Enter the Green Party of Colombia. Three former mayors of Bogota, Penalosa, Garzon, and Mockus, formed Partido Verde late last year as a more centrist alternative to the many right wing parties (Party of the U, the Conservative Party, and Radical Change) as well as the corrupt center-left Liberal Party and the largely forgotten leftist Democratic Pole. They called themselves post-uribists. Nobody took them seriously.

On the same day as the congressional elections here that fell on March 14, the Green Party held its presidential primary. Antanas Mockus won it. It wasn't the first time that Mockus had run for president. In 2006 he ran as an independent and got no more than two percent in the first round of voting. Everybody knew Mockus was an eccentric figure. Mockus is a second generation Lithuanian who speaks Spanish and Lithuanian natively and French and English as second languages. He studied in the United States and France. He was a math professor.
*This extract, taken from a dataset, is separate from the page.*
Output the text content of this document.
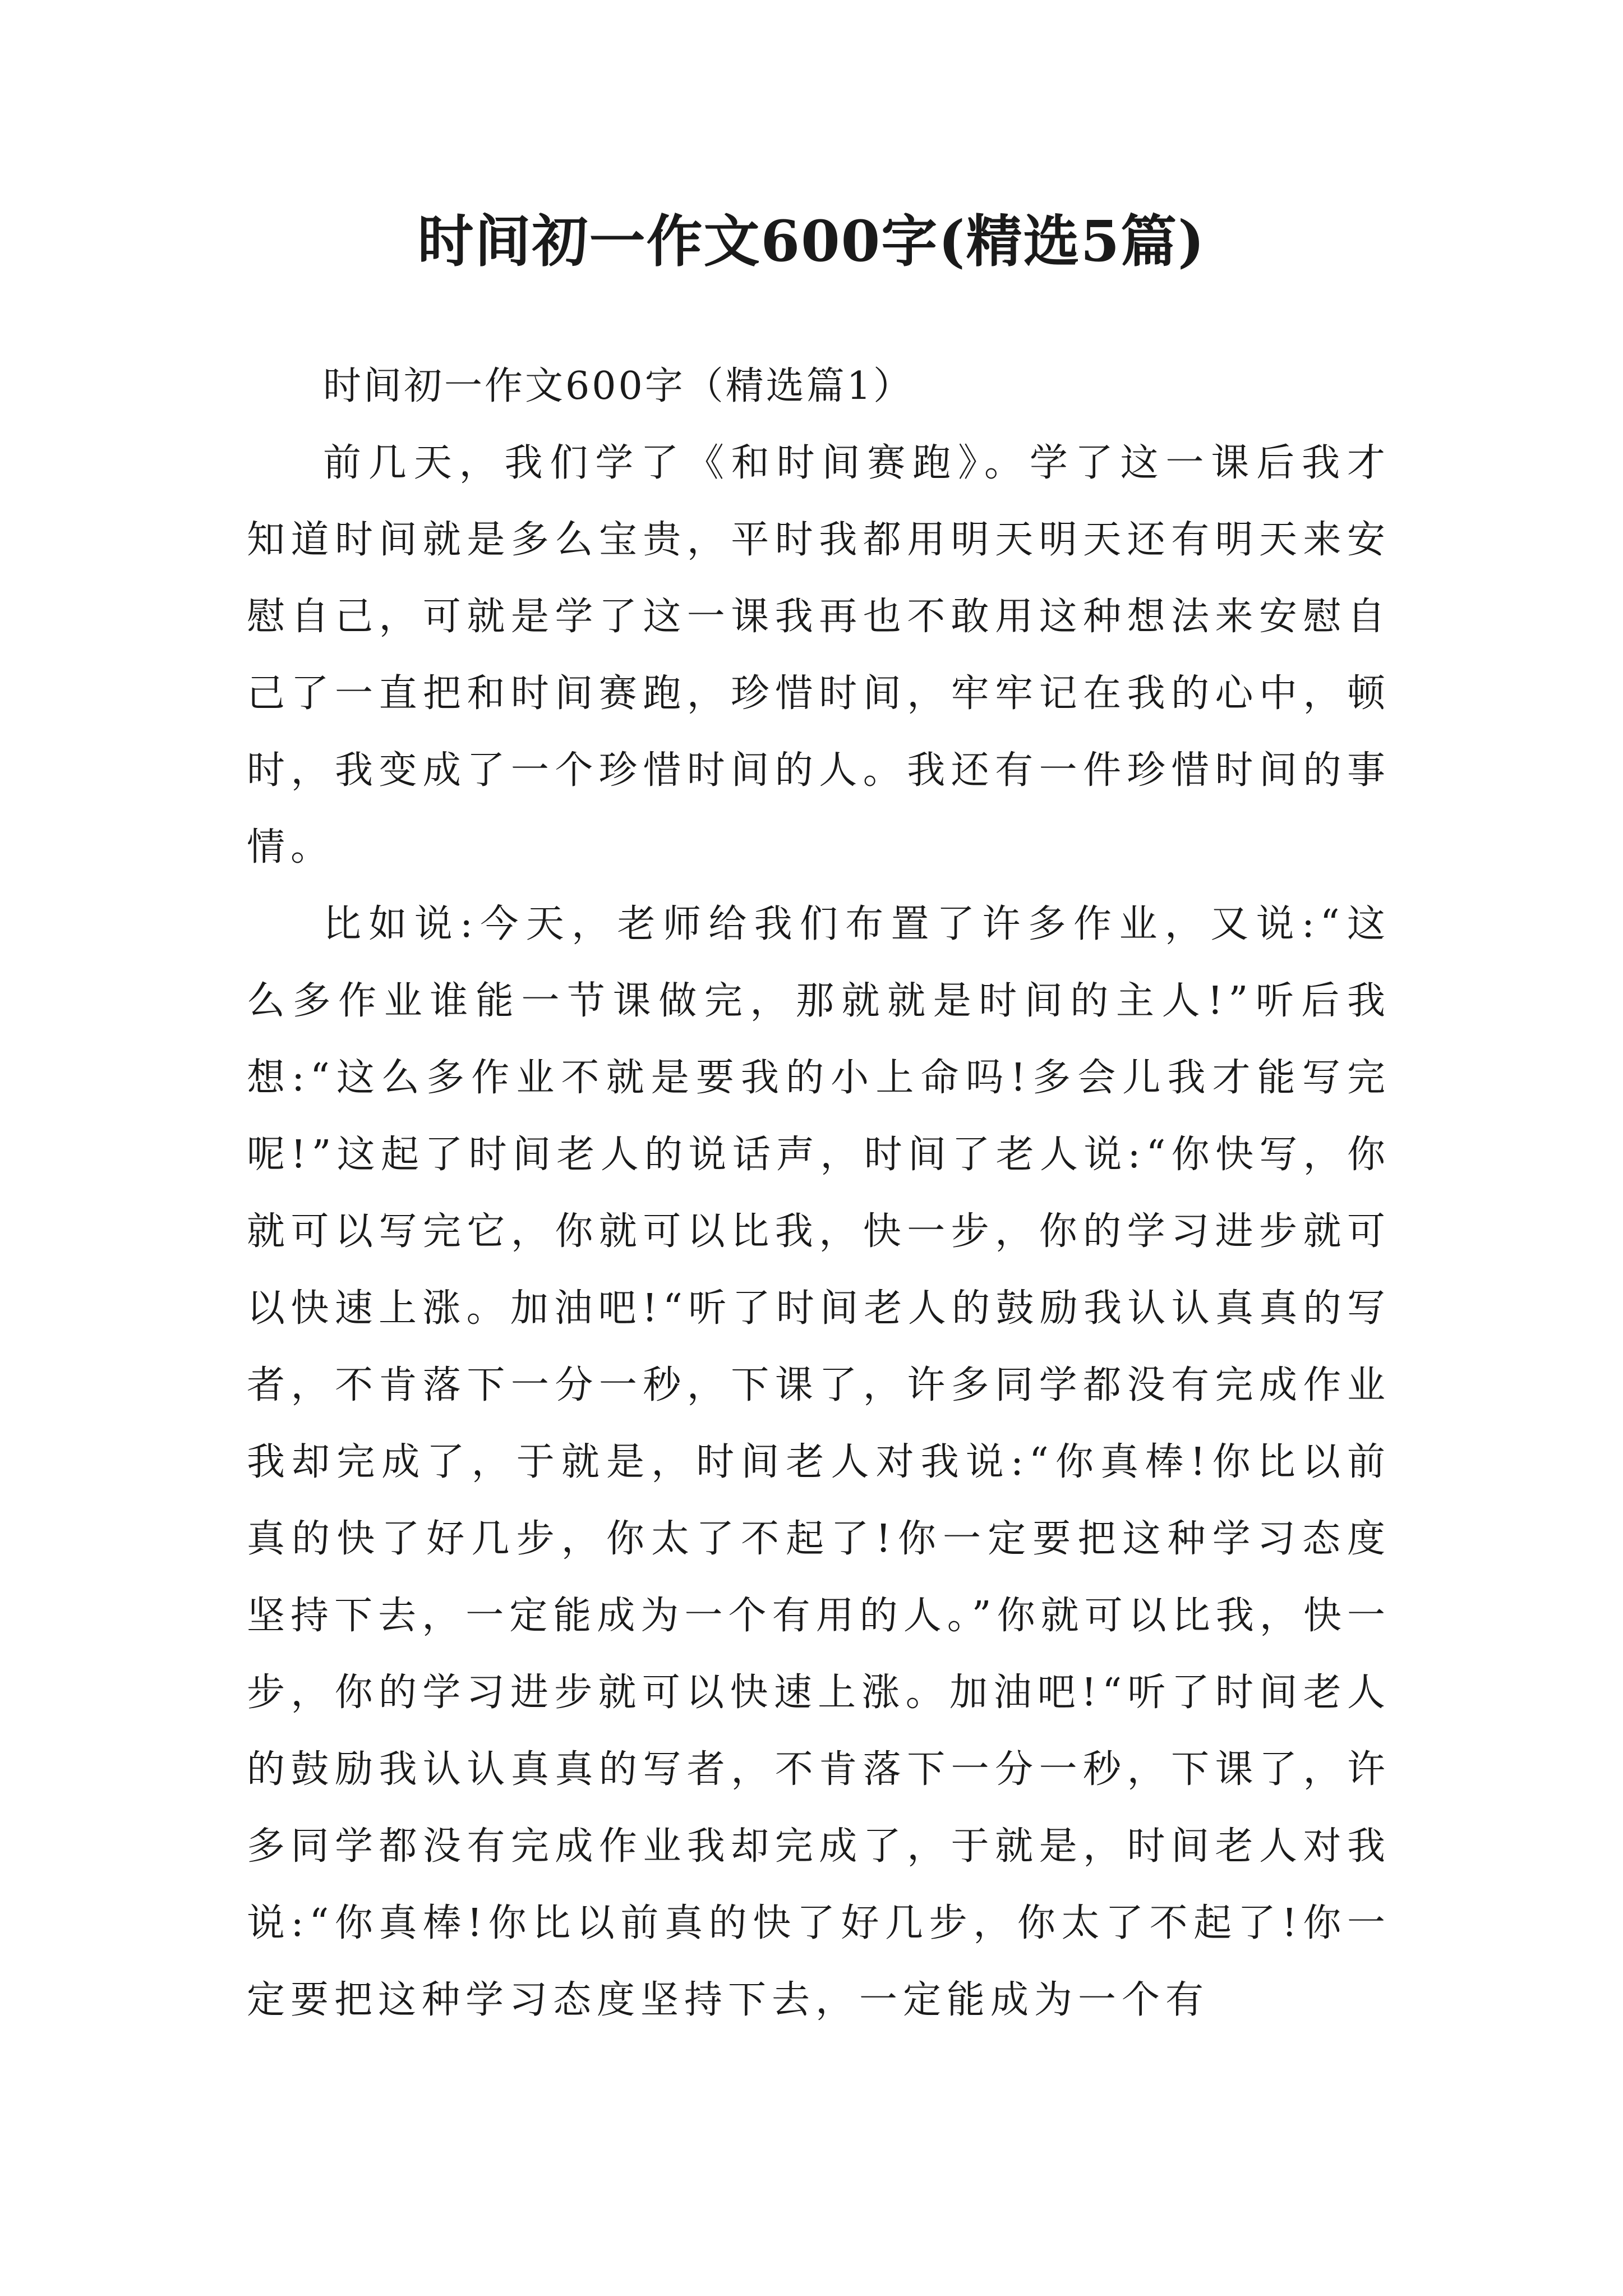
时间初一作文600字(精选5篇)

时间初一作文600字（精选篇1）

前几天，我们学了《和时间赛跑》。学了这一课后我才知道时间就是多么宝贵，平时我都用明天明天还有明天来安慰自己，可就是学了这一课我再也不敢用这种想法来安慰自己了一直把和时间赛跑，珍惜时间，牢牢记在我的心中，顿时，我变成了一个珍惜时间的人。我还有一件珍惜时间的事情。

比如说:今天，老师给我们布置了许多作业，又说:“这么多作业谁能一节课做完，那就就是时间的主人!”听后我想:“这么多作业不就是要我的小上命吗!多会儿我才能写完呢!”这起了时间老人的说话声，时间了老人说:“你快写，你就可以写完它，你就可以比我，快一步，你的学习进步就可以快速上涨。加油吧!“听了时间老人的鼓励我认认真真的写者，不肯落下一分一秒，下课了，许多同学都没有完成作业我却完成了，于就是，时间老人对我说:“你真棒!你比以前真的快了好几步，你太了不起了!你一定要把这种学习态度坚持下去，一定能成为一个有用的人。”你就可以比我，快一步，你的学习进步就可以快速上涨。加油吧!“听了时间老人的鼓励我认认真真的写者，不肯落下一分一秒，下课了，许多同学都没有完成作业我却完成了，于就是，时间老人对我说:“你真棒!你比以前真的快了好几步，你太了不起了!你一定要把这种学习态度坚持下去，一定能成为一个有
He had been fired from his post as head of the National University back in 1993 due to an incident in which he mooned a disrespectful group of students in the university theatre when no one and nothing could get them to stop heckling and shouting. He was Bogota's mayor in the nineties and early two-thousands and gained a rapt audience when he paraded about in red and gold tights as Supercitizen, ripping down posters and painting over graffiti in a city beautifying attempt. He hired mimes to humiliate Bogota's notoriously bad drivers who weren't concerned about police presence or fines when it came to driving. He appeared in a commercial taking a shower to promote water conservation. And he's turned Colombia's electorate, jaded by decades of corruption and empty promises, into a group of interested hopefuls again.

People started noticing Mockus when Sergio Fajardo, a popular Medellin mayor and former mathematics professor as well, chose to end his own populist campaign for president to join Mockus as his running mate. Since that point, opinion polling has seen support for Mockus rise every single week following April 5, and within a couple weeks he had surpassed Santos for first round voting. Datexco's May 7 poll shows him at 37.7% compared to 25.2% for Santos. And for the runoff round, to be held, if necessary, on June 20, the poll has Mockus on 52% compared to 30.5% for Santos. Mockus appears to have won this election.

But, if I've learned anything from my predictions concerning the UK election, it's not to overestimate support by simply referencing a poll. Colombia is one of Latin America's longest-lived democracies, but the democracy is still fragile. Buying votes is of coures illegal, but when Mockus campaigns on educating the populace and creating a new culture of legality, it's because he knows that the rule of law in this country is weak. And Santos is already playing ugly with a huge smear campaign attempting to prove the naivite of the "atheist" "ideologue" that Mockus is.

Hopefully, the Lithuanian-Colombian's support is so overwhelming that even with the inclusion of all the illegal votes, Mockus will still come out on top. He would be the world's first Green Party head of state. I feel as though the positive development of this country depends on a succession of selfless politicians who will work tirelessly to improve Colombia's rule of law and the societal wisdom of the common person. And I think Mockus is the man who can start this country on the path to positive growth.

As an American, however, I'm not allowed to vote. But I am allowed to buy his t-shirt!